Title:A New Higher-Order Super Compact Finite Difference Scheme to Study Three-Dimensional Non-Newtonian Flows

Abstract:This work introduces a new higher-order accurate super compact (HOSC) finite difference scheme for solving complex unsteady three-dimensional (3D) non-Newtonian fluid flow problems. As per the author's knowledge, the proposed scheme is the first ever developed finite difference scheme to solve three-dimensional non-Newtonian flow problem. Not only that, the proposed method is fourth-order accurate in space variables and second-order accurate in time. Also, the proposed scheme utilizes only seven directly adjacent grid points, at the $(n+1)^{th}$ time level, around which the finite difference discretization is made. The governing equations are solved using a time-marching methodology, and pressure is calculated using a pressure-correction strategy based on the modified artificial compressibility method.

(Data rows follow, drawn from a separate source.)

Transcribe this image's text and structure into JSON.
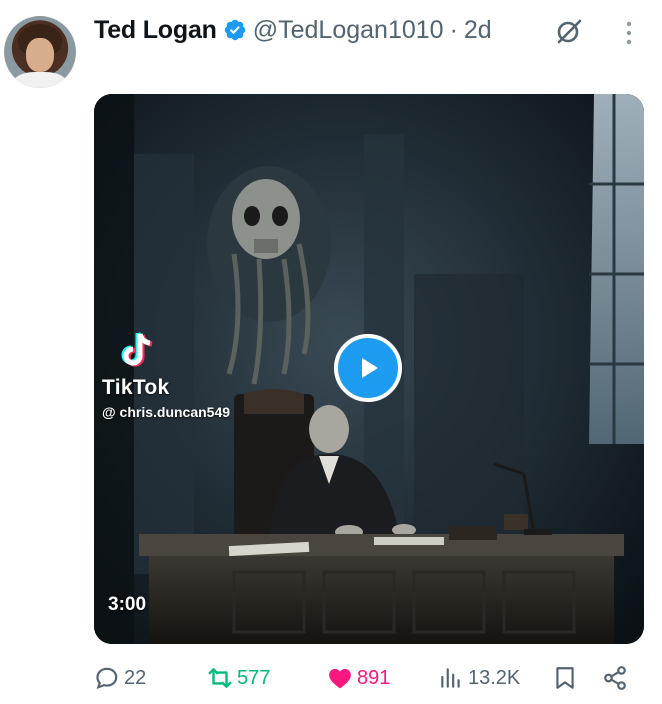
{
  "author": {
    "display_name": "Ted Logan",
    "handle": "@TedLogan1010",
    "separator": "·",
    "time": "2d",
    "verified": true
  },
  "media": {
    "watermark_brand": "TikTok",
    "watermark_user": "@ chris.duncan549",
    "duration": "3:00"
  },
  "actions": {
    "replies": "22",
    "reposts": "577",
    "likes": "891",
    "views": "13.2K"
  },
  "colors": {
    "verified_blue": "#1d9bf0",
    "repost_green": "#00ba7c",
    "like_pink": "#f91880",
    "muted_gray": "#536471"
  },
  "icons": [
    "verified-badge-icon",
    "grok-icon",
    "more-icon",
    "tiktok-logo-icon",
    "play-icon",
    "reply-icon",
    "repost-icon",
    "like-icon",
    "views-icon",
    "bookmark-icon",
    "share-icon"
  ]
}
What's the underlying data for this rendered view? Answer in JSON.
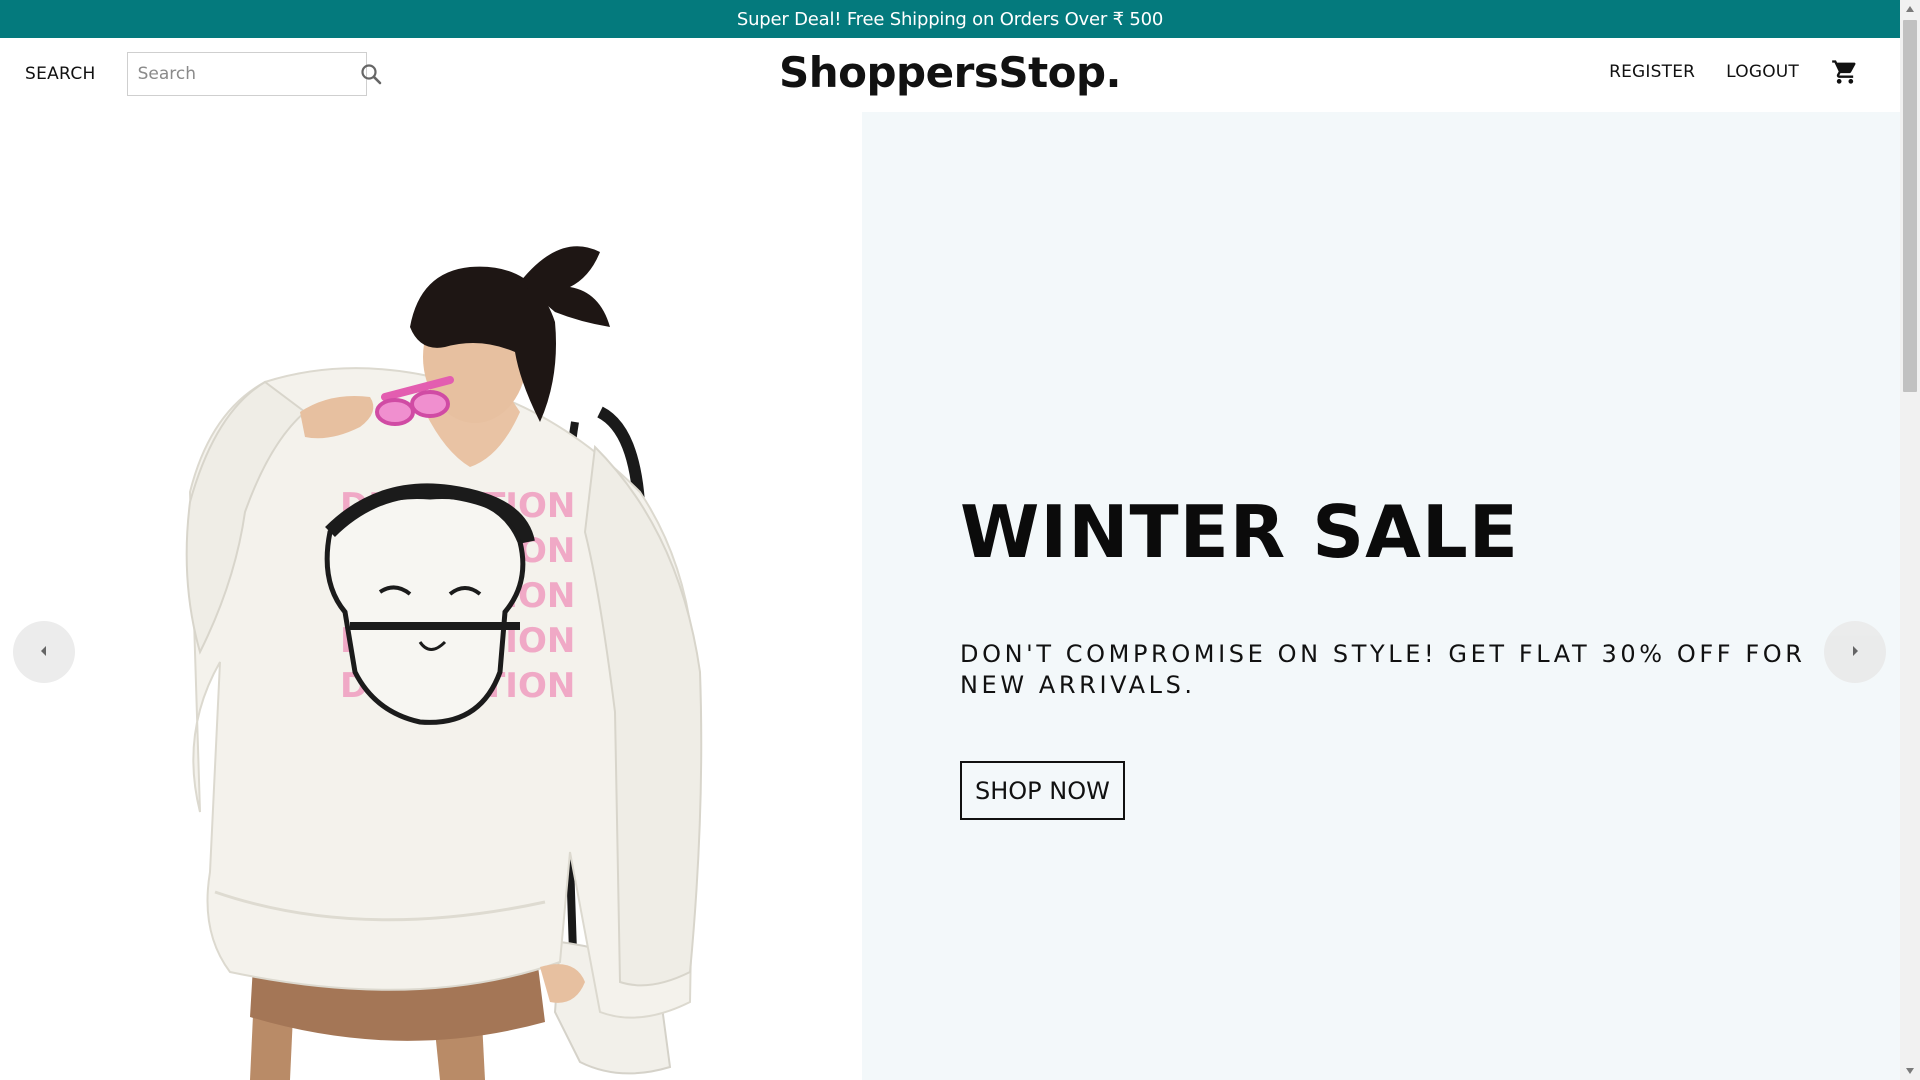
{
  "announcement": {
    "text": "Super Deal! Free Shipping on Orders Over ₹ 500"
  },
  "navbar": {
    "search_label": "SEARCH",
    "search_placeholder": "Search",
    "search_value": "",
    "logo": "ShoppersStop.",
    "register_label": "REGISTER",
    "logout_label": "LOGOUT",
    "icons": {
      "search": "search-icon",
      "cart": "shopping-cart-icon"
    }
  },
  "slider": {
    "title": "WINTER SALE",
    "description": "DON'T COMPROMISE ON STYLE! GET FLAT 30% OFF FOR NEW ARRIVALS.",
    "button_label": "SHOP NOW",
    "image_alt": "model-in-white-sweatshirt",
    "icons": {
      "prev": "chevron-left-icon",
      "next": "chevron-right-icon"
    }
  },
  "colors": {
    "announcement_bg": "#047a7d",
    "slide_bg": "#f3f8fa",
    "text": "#111111"
  }
}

Using the power-law viscosity model, we tackle the benchmark problem of a 3D lid-driven cavity, systematically analyzing the varied rheological behavior of shear-thinning ($n=0.5$), shear-thickening $(n=1.5)$, and Newtonian $(n=1.0)$ fluids across different Reynolds numbers $(Re= 1, 50, 100, 200)$. Both Newtonian and non-Newtonian results are carefully investigated in terms of streamlines, velocity variation, pressure distributions, and viscosity contours, and the computed results are validated with the existing benchmark results. The findings demonstrate excellent agreement with the existing results. This extensive analysis, using the new HOSC scheme, not only increases our understanding of non-Newtonian fluid behavior but also provides a robust foundation for future research and practical applications.